Record-breaking cold hits British Columbia, Canada

Record-breaking cold hits British Columbia, Canada

The ongoing blast of winter in parts of Canada's British Columbia province smashed a handful of weather records this week. Chilcotin region registered -48.5 °C (-55.3 °F) on Tuesday, January 14, 2020, breaking the previous record for the date of -43.4 °C (-46.12 °F) set in 2005.  On Wednesday, January 15, ten cities broke cold records, with the oldest dating back to 1916.

An Arctic ridge of high pressure is bringing extreme cold to the northern, eastern, and central parts of British Columbia. Aside from Chilcotin breaking a 15-year-old coldest January 14 record, other cities in the province also shattered records on Wednesday for coldest January 15. The oldest records beaten were the following:

Burns Lake Area at -44.1 °C (-47.38 °F), breaking the previous record of -41.1 °C (-41.98 °F) set in 1950.

Vanderhoof at -44 °C (-47.2 °F), beating -40 °C (-40 °F) set in 1937.

Quesnel at -41.9 °C (-43.42 °F), smashing 1916 record of -41.1 °C (-41.98 °F).

Citizens in Chilcotin said the nighttime temperatures on Tuesday literally "bottomed out the Mercury," with temperatures hitting beyond what they can read on thermometers.

According to resident Jennifer Toland, Tuesday was "the coldest anyone can remember." She continued, "Pipes froze, log cabins logs cracked, but miraculously the chickens survived in an unheated coop.

On Wednesday, January 15, the Puntzi Mountain station was the coldest place in the province with a temperature of -48 °C (-54.4 °F). 

The extreme weather accompanied by blowing snow and cool air has prompted several schools and daycares to close, most on the south coast, with officials advising commuters to stay indoors.

Local media reported 33 canceled flights and more than 30 delayed flights at Vancouver International Airpot, while Metro Vancouver's TransLink B.C. said SkyTrain Canada had been facing system-wide delays. Furthermore, Vancouver School District canceled classes for 50 000 students.

On Thursday, January 16, a frozen water pipe burst at Williams Lake's Cariboo Memorial Hospital, leading to the closure of emergency patient entrance. Due to extreme cold, the main entrance to the hospital was already closed earlier this week, but the staff managed to still provide services.

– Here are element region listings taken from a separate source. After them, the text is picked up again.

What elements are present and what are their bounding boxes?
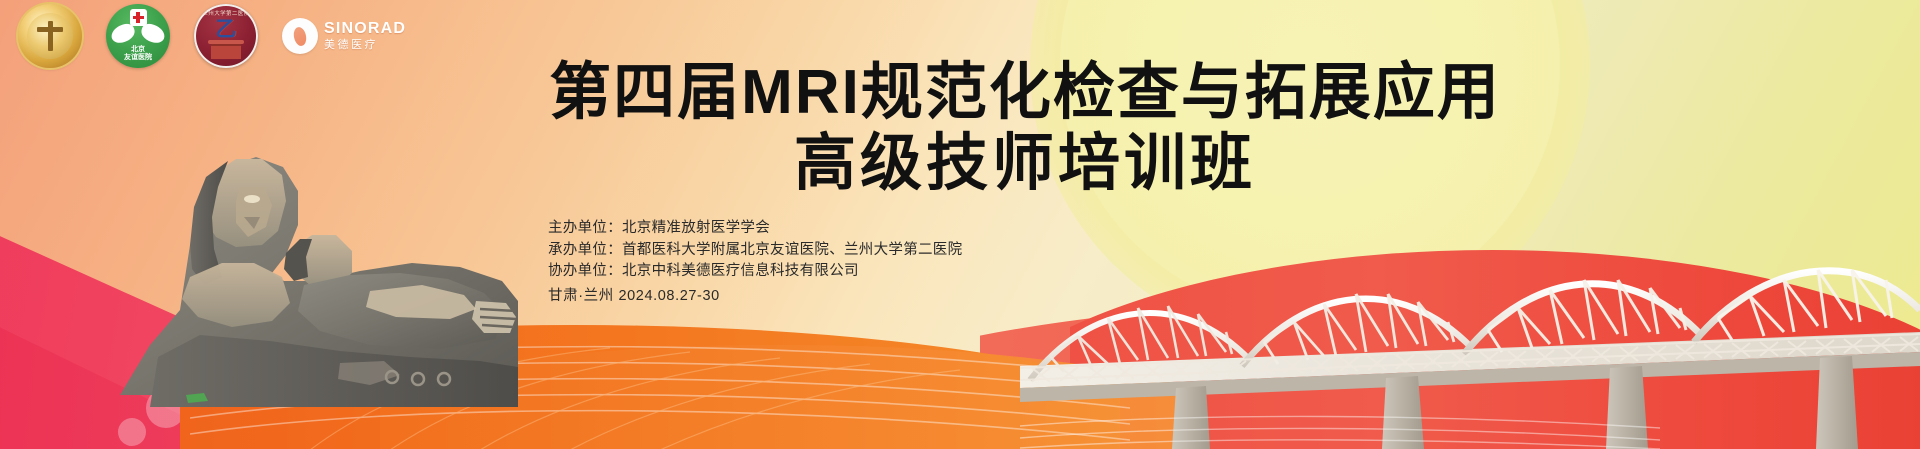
event-credits: 主办单位：北京精准放射医学学会 承办单位：首都医科大学附属北京友谊医院、兰州大学… [548, 218, 962, 307]
beijing-precision-radiology-society-logo [18, 4, 82, 68]
cross-icon [48, 21, 53, 51]
cross-icon-bar [37, 27, 63, 32]
zhongshan-bridge-illustration [1020, 190, 1920, 449]
hospital-logo-line2: 友谊医院 [124, 54, 152, 61]
gate-building-icon [211, 43, 241, 59]
sponsor-logo-row: 北京 友谊医院 兰州大学第二医院 乙 SINORAD 美德医疗 [18, 4, 402, 68]
hospital-logo-line1: 北京 [131, 46, 145, 53]
seal-monogram: 乙 [194, 20, 258, 40]
credits-place-date: 甘肃·兰州 2024.08.27-30 [548, 286, 962, 308]
sinorad-brand: SINORAD 美德医疗 [324, 21, 406, 51]
eye-mark-icon [282, 18, 318, 54]
credits-co-organizer: 协办单位：北京中科美德医疗信息科技有限公司 [548, 261, 962, 283]
sinorad-logo: SINORAD 美德医疗 [282, 6, 402, 66]
gold-seal-inner [27, 13, 73, 59]
eye-pupil [292, 25, 308, 46]
beijing-friendship-hospital-logo: 北京 友谊医院 [106, 4, 170, 68]
sinorad-brand-cn: 美德医疗 [324, 40, 406, 51]
hospital-logo-text: 北京 友谊医院 [106, 46, 170, 62]
yellow-river-mother-sculpture [40, 95, 520, 425]
event-banner: 北京 友谊医院 兰州大学第二医院 乙 SINORAD 美德医疗 第四届MRI规范… [0, 0, 1920, 449]
credits-organizer: 主办单位：北京精准放射医学学会 [548, 218, 962, 240]
seal-arc-text: 兰州大学第二医院 [194, 9, 258, 17]
sinorad-brand-en: SINORAD [324, 21, 406, 37]
credits-host: 承办单位：首都医科大学附属北京友谊医院、兰州大学第二医院 [548, 240, 962, 262]
lanzhou-university-second-hospital-logo: 兰州大学第二医院 乙 [194, 4, 258, 68]
red-cross-icon [130, 9, 147, 26]
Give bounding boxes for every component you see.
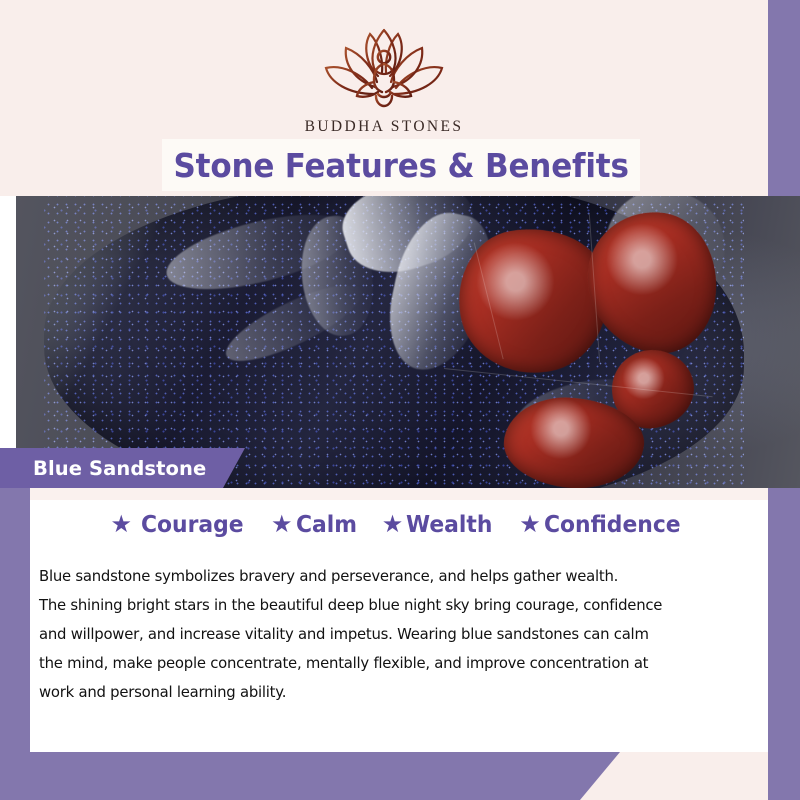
- brand-name: BUDDHA STONES: [0, 118, 768, 136]
- page-title-band: Stone Features & Benefits: [162, 139, 640, 191]
- description-line: Blue sandstone symbolizes bravery and pe…: [39, 562, 740, 591]
- panel-top-tint: [30, 488, 768, 500]
- description-line: the mind, make people concentrate, menta…: [39, 649, 740, 678]
- feature-item-confidence: ★ Confidence: [519, 512, 687, 538]
- poster-root: BUDDHA STONES Stone Features & Benefits …: [0, 0, 800, 800]
- bottom-left-purple-band: [0, 752, 620, 800]
- hero-stone-shape: [44, 196, 744, 488]
- feature-item-wealth: ★ Wealth: [382, 512, 497, 538]
- description-line: The shining bright stars in the beautifu…: [39, 591, 740, 620]
- star-icon: ★: [519, 513, 541, 537]
- star-icon: ★: [111, 513, 133, 537]
- content-panel: ★ Courage ★ Calm ★ Wealth ★ Confidence B…: [30, 488, 768, 752]
- hero-image: [16, 196, 800, 488]
- feature-label: Courage: [141, 512, 244, 538]
- description-line: work and personal learning ability.: [39, 678, 740, 707]
- feature-label: Calm: [296, 512, 357, 538]
- lotus-meditation-icon: [320, 24, 448, 116]
- description-text: Blue sandstone symbolizes bravery and pe…: [39, 562, 740, 707]
- stone-name-banner: Blue Sandstone: [0, 448, 245, 488]
- stone-name-label: Blue Sandstone: [0, 457, 206, 480]
- feature-item-calm: ★ Calm: [271, 512, 360, 538]
- feature-list: ★ Courage ★ Calm ★ Wealth ★ Confidence: [30, 512, 768, 538]
- feature-label: Wealth: [406, 512, 492, 538]
- brand-logo: BUDDHA STONES: [0, 24, 768, 136]
- description-line: and willpower, and increase vitality and…: [39, 620, 740, 649]
- star-icon: ★: [271, 513, 293, 537]
- feature-label: Confidence: [544, 512, 681, 538]
- right-edge-purple-top: [768, 0, 800, 46]
- star-icon: ★: [382, 513, 404, 537]
- page-title: Stone Features & Benefits: [173, 146, 628, 185]
- feature-item-courage: ★ Courage: [111, 512, 250, 538]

As of Friday, January 17, the coldest spot in British Columbia was still Puntzi Mountain at -38.4 °C (-37.12 °F), according to Environment Canada. With the mind-numbing weather conditions, school District 27 announced that several buses out west canceled routes. 

Environment Canada posted several alerts and warnings on 11:30 UTC for British Columbia, including the following:

Extreme cold warnings for B.C. Peace River, Haines Road, South Klondike Highway, and Watson Lake B.C.; arctic outflow warnings for Central Coast and North Coast; snowfall warning for East and Inland Vancouver Island; and wind warnings for Haida Gwaii, and North and West Vancouver Island.

Moreover, winter storm watches are in effect for Fraser Valley, Howe Sound, North Coast, and Whistler. Special weather statements are in effect for Metro Vancouver and Sunshine Coast.